My latest MoneySense Retired Money column on TFSAs is now online. You can read the whole thing by clicking on this highlighted link: How retirees can use TFSAs to save on tax.
I’m a huge fan of The Tax-free Savings Account or TFSA both for young people and for seniors, and everyone between.
It’s the single most powerful investment tax shelter available to Canadian investors. (For any American readers, the TFSA is roughly the equivalent of Roth IRAs).
So if you’re a member of the much-touted “Millennial” generation, you should move heaven or earth to maximize the annual $5,500 contribution as soon as you turn 18 – even if you have to solicit a “matching” contribution from your parents.

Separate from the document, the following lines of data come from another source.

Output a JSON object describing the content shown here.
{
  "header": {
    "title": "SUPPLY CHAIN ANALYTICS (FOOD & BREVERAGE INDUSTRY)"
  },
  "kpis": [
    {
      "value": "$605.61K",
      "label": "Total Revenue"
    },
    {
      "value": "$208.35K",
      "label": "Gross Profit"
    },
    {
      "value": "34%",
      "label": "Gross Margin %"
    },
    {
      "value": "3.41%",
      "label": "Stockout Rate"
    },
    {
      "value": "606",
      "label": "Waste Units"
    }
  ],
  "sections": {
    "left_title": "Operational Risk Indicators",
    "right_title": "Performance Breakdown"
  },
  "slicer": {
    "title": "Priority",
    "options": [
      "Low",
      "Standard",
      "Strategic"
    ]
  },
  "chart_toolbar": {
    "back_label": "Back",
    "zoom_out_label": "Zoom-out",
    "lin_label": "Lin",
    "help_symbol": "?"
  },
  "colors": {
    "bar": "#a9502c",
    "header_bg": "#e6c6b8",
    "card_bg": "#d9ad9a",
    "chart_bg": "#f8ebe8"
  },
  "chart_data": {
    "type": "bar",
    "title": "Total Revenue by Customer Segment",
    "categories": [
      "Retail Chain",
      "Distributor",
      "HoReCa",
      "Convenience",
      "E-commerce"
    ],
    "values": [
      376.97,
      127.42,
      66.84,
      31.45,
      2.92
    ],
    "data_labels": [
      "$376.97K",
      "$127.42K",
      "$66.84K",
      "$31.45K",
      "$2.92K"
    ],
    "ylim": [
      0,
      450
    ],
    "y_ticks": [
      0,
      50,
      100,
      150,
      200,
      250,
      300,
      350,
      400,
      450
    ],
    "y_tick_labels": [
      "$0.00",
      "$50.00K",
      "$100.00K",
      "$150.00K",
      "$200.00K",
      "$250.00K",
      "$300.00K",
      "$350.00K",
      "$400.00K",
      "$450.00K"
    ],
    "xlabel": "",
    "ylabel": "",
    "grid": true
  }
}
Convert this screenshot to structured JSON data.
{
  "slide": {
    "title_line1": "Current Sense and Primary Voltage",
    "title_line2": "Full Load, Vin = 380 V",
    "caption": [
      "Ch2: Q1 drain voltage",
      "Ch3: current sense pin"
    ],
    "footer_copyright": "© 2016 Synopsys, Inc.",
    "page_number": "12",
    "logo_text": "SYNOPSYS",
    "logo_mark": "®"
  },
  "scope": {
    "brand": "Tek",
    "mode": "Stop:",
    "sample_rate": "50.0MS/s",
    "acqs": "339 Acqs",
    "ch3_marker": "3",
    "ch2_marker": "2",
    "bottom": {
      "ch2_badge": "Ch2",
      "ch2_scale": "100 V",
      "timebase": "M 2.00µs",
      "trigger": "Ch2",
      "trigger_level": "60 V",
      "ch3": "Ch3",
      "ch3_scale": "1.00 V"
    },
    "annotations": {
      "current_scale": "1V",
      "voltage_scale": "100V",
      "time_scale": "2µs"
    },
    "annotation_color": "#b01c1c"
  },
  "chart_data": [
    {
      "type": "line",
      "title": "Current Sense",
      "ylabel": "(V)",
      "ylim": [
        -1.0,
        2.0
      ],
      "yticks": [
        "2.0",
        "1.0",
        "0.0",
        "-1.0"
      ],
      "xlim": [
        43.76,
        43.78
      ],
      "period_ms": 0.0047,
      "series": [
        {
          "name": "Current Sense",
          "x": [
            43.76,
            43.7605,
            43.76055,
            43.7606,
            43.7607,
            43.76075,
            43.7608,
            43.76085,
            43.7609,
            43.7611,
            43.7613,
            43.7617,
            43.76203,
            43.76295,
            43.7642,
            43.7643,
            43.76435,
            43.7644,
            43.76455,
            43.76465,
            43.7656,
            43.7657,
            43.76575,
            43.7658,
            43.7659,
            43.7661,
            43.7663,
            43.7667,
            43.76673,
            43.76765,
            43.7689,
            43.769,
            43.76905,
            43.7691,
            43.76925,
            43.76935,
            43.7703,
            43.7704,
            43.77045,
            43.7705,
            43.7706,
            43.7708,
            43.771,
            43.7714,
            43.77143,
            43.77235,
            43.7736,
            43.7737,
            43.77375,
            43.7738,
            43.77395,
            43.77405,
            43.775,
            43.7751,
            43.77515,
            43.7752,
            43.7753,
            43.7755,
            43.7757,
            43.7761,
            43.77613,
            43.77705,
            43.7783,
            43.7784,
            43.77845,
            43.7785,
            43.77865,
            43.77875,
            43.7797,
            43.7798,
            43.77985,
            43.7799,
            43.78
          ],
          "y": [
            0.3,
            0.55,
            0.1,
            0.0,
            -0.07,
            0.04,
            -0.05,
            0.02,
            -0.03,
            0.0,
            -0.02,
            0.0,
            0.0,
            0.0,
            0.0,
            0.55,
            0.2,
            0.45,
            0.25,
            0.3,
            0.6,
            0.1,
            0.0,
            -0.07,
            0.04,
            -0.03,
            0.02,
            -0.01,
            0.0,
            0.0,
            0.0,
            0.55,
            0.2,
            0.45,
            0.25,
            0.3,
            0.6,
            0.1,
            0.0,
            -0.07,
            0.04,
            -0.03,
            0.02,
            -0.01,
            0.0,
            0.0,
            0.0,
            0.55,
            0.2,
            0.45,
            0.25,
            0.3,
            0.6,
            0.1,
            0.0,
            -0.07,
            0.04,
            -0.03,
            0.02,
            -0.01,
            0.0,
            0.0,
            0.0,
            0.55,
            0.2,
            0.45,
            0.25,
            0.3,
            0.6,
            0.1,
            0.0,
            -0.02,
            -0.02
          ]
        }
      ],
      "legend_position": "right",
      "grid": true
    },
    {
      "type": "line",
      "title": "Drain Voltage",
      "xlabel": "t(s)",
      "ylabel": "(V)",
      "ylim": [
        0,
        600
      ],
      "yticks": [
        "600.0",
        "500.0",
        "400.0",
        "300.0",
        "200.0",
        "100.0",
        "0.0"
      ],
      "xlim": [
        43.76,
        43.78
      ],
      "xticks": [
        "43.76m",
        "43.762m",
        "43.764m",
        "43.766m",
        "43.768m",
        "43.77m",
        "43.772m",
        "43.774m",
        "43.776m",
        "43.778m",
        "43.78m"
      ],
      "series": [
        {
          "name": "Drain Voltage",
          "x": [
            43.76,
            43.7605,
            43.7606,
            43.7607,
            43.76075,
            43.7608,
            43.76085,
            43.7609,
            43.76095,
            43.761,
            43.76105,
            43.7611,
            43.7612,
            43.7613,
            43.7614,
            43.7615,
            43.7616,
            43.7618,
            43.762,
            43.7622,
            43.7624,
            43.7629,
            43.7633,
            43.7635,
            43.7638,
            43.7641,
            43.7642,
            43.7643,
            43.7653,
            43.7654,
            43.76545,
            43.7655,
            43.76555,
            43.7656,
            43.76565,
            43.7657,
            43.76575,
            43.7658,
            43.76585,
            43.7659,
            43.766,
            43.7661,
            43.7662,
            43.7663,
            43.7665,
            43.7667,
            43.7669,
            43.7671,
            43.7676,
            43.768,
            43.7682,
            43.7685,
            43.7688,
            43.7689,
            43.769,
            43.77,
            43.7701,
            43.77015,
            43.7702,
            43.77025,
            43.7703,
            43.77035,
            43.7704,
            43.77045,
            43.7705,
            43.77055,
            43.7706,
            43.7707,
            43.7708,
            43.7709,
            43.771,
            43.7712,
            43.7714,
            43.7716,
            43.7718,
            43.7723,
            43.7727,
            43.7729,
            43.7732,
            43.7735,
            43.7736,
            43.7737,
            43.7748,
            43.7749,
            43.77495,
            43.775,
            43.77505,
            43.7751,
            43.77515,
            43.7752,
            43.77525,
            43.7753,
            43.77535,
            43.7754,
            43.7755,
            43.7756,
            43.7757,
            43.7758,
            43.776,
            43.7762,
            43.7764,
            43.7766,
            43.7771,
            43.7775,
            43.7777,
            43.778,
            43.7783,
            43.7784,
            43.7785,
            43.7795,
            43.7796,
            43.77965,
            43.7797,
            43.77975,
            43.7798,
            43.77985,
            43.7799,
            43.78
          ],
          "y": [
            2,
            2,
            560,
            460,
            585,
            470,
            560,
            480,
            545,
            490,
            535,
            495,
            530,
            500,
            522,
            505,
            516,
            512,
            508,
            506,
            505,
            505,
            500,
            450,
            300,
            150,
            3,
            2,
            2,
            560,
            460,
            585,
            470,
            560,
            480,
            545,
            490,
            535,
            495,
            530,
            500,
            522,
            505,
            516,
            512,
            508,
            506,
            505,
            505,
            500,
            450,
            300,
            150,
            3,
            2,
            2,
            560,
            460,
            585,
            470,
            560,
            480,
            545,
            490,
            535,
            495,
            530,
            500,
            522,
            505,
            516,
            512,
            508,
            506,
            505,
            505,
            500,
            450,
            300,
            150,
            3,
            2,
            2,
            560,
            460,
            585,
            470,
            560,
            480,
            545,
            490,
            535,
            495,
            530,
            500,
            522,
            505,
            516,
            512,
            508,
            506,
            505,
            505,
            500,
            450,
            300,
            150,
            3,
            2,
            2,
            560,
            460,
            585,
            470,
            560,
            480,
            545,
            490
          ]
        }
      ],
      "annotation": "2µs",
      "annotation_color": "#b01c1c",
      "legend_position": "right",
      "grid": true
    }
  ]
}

If you’ve not yet opened up a TFSA, as of 2017 the cumulative TFSA room built up since the plan’s debut in 2009 will be $52,000. As I say in the column, for millennials the combination of the newly expanded Canada Pension Plan and a TFSA maximized from age 18 on means that by the time they are old enough to read the Retired Money column, they will be well positioned for retirement.
While late for Boomers, TFSAs can still be a boon in retirement
But as this particular MoneySense column has been dubbed “Retired Money,” the focus is on what the TFSA can do for near-retirees and seniors already retired. When it first came out in 2009, we aging baby boomers lamented the fact the TFSA hadn’t been available when we we were just starting out.